When a coroutine throws an exception, the runtime follows a specific chain of method calls to decide what happens. The chain starts in JobSupport.finalizeFinishingState(), which aggregates exceptions from all children, selects a root cause, and then calls cancelParent():

if (finalException != null) {
    val handled = cancelParent(finalException) || handleJobException(finalException)
    if (handled) (finalState as CompletedExceptionally).makeHandled()
}

Two things can handle the exception. First, cancelParent() attempts to propagate the exception to the parent job. If the parent handles it (by cancelling itself), the exception is considered handled. Second, if the parent does not handle it, handleJobException() is called as a fallback.

cancelParent() calls the parent's childCancelled() method, which is the decision point for exception propagation:

public open fun childCancelled(cause: Throwable): Boolean {
    if (cause is CancellationException) return true
    return cancelImpl(cause) && handlesException
}

CancellationException is absorbed silently, returning true without cancelling the parent. Any other exception calls cancelImpl(), which transitions the parent to the cancelling state and propagates the failure to all its children. This is why a single failed child in a coroutineScope cancels all siblings.

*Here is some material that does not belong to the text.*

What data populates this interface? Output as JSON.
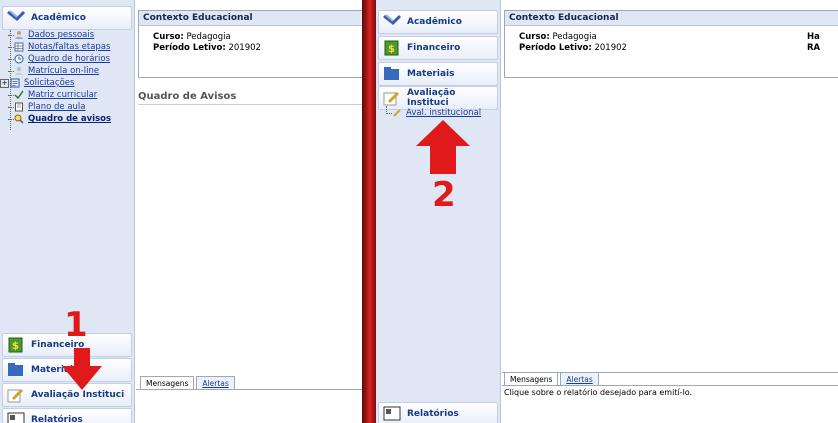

launch vs async: Two different contracts

The launch and async builders create different coroutine types, and those types override handleJobException() differently. This override determines what happens when an exception is not handled by the parent.

launch creates a StandaloneCoroutine, which overrides handleJobException() to call the CoroutineExceptionHandler and return true:

private open class StandaloneCoroutine(
    parentContext: CoroutineContext,
    active: Boolean
) : AbstractCoroutine<Unit>(parentContext, initParentJob = true, active = active) {
    override fun handleJobException(exception: Throwable): Boolean {
        handleCoroutineException(context, exception)
        return true
    }
}

When a launch coroutine throws and the parent does not handle the exception, handleCoroutineException() looks for a CoroutineExceptionHandler in the coroutine context. If one exists, it calls handleException(). If none exists, the exception goes to the thread's uncaught exception handler, which on Android crashes the app.